Brad Smith, President, Microsoft

“Privacy is not just a fundamental human right,” said Smith. “It is a foundational right.” With that right comes a need for data protection rules, and those rules, according to Smith, have developed in three ways:

  • The “first wave,” which stems from the 1970s with the growth of “notice and consent,” a standard legal and compliance practice that became increasingly abused over the course of the next two decades as a way of limiting corporate liability rather than protecting consumers. In Europe, measures to combat such abuses resulted in 1998’s Data Protection Directive.
  • The “second wave,” which emerged when the growth of the internet made personal data a valuable commodity companies could leverage for sales and marketing purposes, often transferring it cross-border (and without safety guards). Largely missed by European regulators under the original data protection directive over 20 years ago, these concerns have now been plugged by the launch last year of the EU’s General Data Protection Regulation (GDPR).
  • And the “third wave,” which Smith said is needed now—a little more than a year after GDPR’s implementation. This is where regulators work together—perhaps beginning at a local level first and then cooperating more widely—while technology companies engage more with governments and regulators and take a “smart approach” to regulation so technology is governed by law and products and services are effectively compliant at rollout.

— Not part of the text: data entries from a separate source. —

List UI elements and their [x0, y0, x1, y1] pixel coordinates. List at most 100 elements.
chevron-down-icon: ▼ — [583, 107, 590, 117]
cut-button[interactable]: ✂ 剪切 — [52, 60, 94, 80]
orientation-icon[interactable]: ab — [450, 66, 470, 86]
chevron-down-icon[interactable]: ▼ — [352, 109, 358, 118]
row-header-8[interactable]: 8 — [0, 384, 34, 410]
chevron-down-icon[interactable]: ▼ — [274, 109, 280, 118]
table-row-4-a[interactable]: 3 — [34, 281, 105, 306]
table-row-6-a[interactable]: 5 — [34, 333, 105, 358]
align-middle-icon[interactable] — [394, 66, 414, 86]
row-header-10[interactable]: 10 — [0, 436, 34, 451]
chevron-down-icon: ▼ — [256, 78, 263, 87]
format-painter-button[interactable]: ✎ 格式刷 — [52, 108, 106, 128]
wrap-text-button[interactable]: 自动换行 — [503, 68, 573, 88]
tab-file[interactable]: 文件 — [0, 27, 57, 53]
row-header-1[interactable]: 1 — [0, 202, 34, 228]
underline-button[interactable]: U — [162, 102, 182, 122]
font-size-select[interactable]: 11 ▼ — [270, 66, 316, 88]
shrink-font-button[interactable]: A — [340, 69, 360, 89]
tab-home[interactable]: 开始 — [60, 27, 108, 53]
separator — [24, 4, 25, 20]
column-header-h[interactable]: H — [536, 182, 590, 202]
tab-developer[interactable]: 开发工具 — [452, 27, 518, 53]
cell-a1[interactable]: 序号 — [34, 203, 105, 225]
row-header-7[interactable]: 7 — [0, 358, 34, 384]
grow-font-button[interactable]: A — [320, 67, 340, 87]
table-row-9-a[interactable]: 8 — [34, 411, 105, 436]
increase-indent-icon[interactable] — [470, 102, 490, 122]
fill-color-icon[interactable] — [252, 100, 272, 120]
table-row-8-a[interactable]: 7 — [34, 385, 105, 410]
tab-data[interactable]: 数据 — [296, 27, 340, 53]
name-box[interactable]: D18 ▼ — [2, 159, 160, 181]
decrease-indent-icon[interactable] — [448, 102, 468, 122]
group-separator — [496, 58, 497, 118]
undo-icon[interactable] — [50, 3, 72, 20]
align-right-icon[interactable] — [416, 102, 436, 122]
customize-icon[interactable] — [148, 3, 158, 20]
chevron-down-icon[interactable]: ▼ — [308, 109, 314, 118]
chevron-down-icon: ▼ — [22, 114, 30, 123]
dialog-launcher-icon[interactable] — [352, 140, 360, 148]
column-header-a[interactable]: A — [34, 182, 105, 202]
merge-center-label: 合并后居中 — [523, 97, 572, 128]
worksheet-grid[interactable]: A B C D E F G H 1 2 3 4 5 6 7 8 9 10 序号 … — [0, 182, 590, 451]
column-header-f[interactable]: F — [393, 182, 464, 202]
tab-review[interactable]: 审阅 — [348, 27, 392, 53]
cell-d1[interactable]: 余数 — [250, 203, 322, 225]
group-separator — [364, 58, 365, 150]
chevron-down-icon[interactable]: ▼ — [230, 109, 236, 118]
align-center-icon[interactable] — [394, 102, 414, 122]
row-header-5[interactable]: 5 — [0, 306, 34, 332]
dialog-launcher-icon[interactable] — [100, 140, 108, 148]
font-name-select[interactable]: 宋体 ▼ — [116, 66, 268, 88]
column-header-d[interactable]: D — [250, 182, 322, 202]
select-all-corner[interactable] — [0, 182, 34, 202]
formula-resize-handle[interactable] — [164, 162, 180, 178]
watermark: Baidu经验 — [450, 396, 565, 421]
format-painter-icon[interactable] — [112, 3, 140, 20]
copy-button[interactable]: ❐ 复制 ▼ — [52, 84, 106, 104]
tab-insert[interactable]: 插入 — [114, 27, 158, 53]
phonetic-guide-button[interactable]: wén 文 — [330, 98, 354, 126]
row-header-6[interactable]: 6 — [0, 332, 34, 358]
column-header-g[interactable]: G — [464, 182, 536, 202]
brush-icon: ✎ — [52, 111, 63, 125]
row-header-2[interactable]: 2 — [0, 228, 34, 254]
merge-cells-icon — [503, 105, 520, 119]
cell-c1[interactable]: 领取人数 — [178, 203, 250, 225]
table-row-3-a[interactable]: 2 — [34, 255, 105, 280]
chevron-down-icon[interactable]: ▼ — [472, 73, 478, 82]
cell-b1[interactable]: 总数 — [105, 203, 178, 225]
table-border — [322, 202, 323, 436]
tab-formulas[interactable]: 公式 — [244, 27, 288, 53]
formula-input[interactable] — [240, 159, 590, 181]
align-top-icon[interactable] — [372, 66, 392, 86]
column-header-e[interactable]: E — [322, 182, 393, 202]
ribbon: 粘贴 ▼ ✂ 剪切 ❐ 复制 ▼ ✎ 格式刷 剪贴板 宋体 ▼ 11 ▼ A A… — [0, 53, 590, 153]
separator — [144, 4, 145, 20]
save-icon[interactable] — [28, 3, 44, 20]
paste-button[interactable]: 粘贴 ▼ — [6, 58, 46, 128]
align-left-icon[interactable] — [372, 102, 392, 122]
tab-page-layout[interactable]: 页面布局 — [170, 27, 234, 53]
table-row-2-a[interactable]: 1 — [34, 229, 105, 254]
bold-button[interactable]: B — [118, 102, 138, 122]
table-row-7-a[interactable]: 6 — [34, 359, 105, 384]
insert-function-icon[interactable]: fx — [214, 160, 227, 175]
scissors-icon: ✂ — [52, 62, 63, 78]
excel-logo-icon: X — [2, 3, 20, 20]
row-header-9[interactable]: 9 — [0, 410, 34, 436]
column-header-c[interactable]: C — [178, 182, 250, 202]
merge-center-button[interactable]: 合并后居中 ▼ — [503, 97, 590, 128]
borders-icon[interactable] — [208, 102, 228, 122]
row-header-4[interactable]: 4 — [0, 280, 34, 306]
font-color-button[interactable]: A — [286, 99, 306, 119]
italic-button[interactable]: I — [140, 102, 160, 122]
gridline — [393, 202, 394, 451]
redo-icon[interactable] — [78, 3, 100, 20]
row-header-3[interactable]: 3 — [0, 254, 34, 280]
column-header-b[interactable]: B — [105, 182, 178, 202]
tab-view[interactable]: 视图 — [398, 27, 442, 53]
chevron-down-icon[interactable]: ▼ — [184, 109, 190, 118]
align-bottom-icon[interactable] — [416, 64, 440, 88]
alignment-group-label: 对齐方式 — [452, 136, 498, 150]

He added that there should be more specific rules governing the use of some new technologies (though he did not specify which) and that aspects of data privacy law, competition law, and e-Commerce law need to be better aligned so tech companies have a clearer guide as to whether their practices, products, or services breach any rules.

Some of Smith’s views appear to be in sync with some of the EU’s data protection authorities. Elizabeth Denham, the United Kingdom’s information commissioner, told Compliance Week at the conference that punishing companies for data abuses with large fines “will not always be the most effective remedy.” Instead, she said she would prefer tech companies to use the Information Commissioner’s Office’s regulatory sandbox to test product safety or only rollout services when they know they are compliant.

During his speech, Smith did not address a recent update from the European Data Protection Supervisor that said preliminary results from an investigation into the compliance of contractual arrangements between EU institutions and Microsoft has revealed “serious concerns.” Launched in April, the investigation is still ongoing.